В этих стенах должен был родиться уже шестнадцатый королевский ребенок. Оформление выбирала она, долго и тщательно продумывая все его детали. Стены были отделаны прекрасным лионским шелком с цветочными узорами: алые розы на кремовом фоне. Столбы балдахина были украшены замечательной резьбой — птицы среди цветов и искусно вырезанных веток с листьям. Все это было покрыто позолотой и увенчано огромными белыми страусовыми перьями. В изголовье ложа, разумеется, тоже позолоченном, висел гобелен, где в центре были вышиты красивыми голубыми буквами с завитушками ее инициалы «М А», окруженные узором из цветов и страусовых перьев.
Вокруг кровати стояли ширмы, которые Людовик сам крепко связывал веревками. Между ширмами и кроватью оставалось пространство достаточное для присутствия нескольких человек. Сейчас королева смотрела на своего супруга взглядом, полным благодарности. Это было нововведением, которое не все одобряли, полагая, что роды королевы должны быть доступны всеобщему обозрению, но Людовик-то прекрасно знал о ее стыдливости. Даже ванну она принимала под полотняным навесом, а затем ей протягивали в узкую щель огромное полотенце, завернувшись в которое, она выходила. Королева не желала, чтобы ее видели обнаженной даже женщины — фрейлины или горничные.

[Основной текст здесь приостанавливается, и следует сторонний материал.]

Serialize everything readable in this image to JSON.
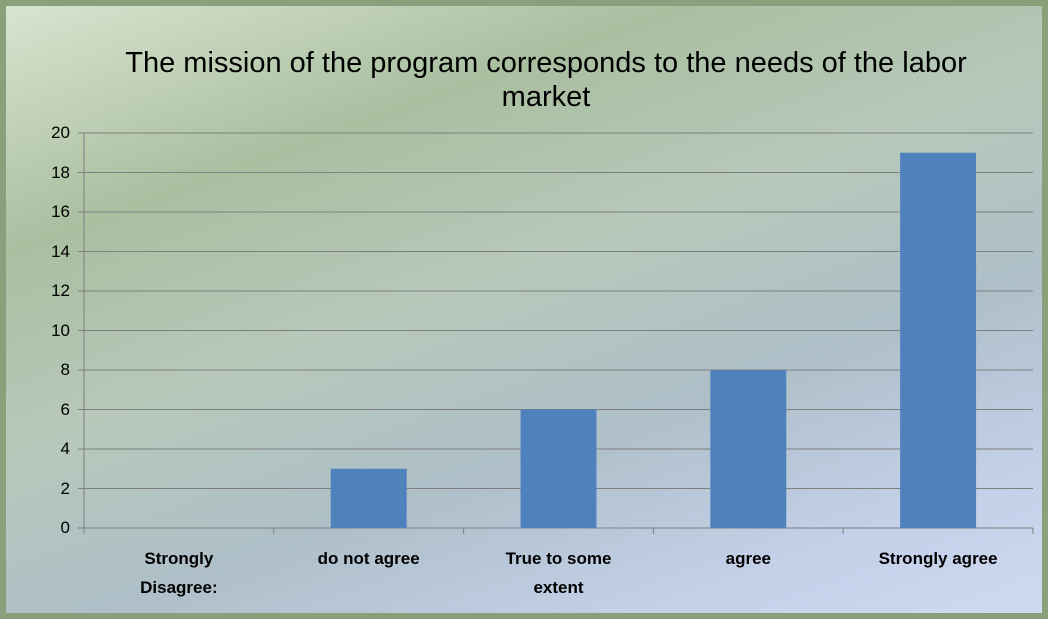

Людовик старался на совесть: его мощные, развитые от каждодневной работы в кузнице мускулы вздувались буграми под рукавами атласного камзола. Кровать окутал было полумрак, потому что ширмы закрыли доступ и без того слабому зимнему свету, струившемуся из запотевших окон, но почти сразу же Людовик зажег все свечи в двух хрустальных канделябрах; на случай, если этого будет недостаточно, на комоде стояло еще несколько.

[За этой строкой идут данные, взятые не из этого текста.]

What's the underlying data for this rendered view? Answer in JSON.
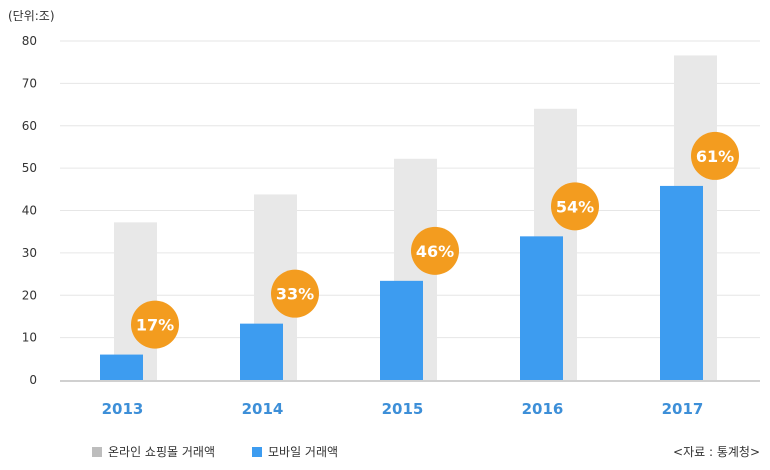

— Ну, вот и все! — воскликнул он, завязав последний узел. Затем повернулся к кровати, откуда жена протягивала ему руку, и, взяв ее, стал бережно держать между своими огромными ладонями. Мария-Антуанетта улыбнулась ему любящими глазами:
— Спасибо, Людовик…
Нежно целуя ее, он не переставал удивляться чуду, которое подарило ему эту замечательную девушку. Казалось, что без нее он не смог бы править страной. Погладив ее руку, он вышел из-за ширмы через один из узких проходов, оставленных у стены.
Людовик возвращался к ней в тот день еще несколько раз, сообщая о прибытии принцев крови. Их всех срочно вызвали из Парижа и других мест, где бы им в этот момент ни случилось находиться. По давней традиции они должны были присутствовать при родах королевы.
К трем часам утра предродовые схватки значительно усилились и достигли той стадии, когда уже пора было посылать за королем и другими членами королевской фамилии, а также принцами крови. Глаза королевы, устремленные в потолок, видели тени, отбрасываемые фигурами пришедших, она слышала скрип стульев, когда на них садились, и приглушенные разговоры. Появился Людовик и, подойдя к кровати, с тревогой в голосе осведомился о ее состоянии.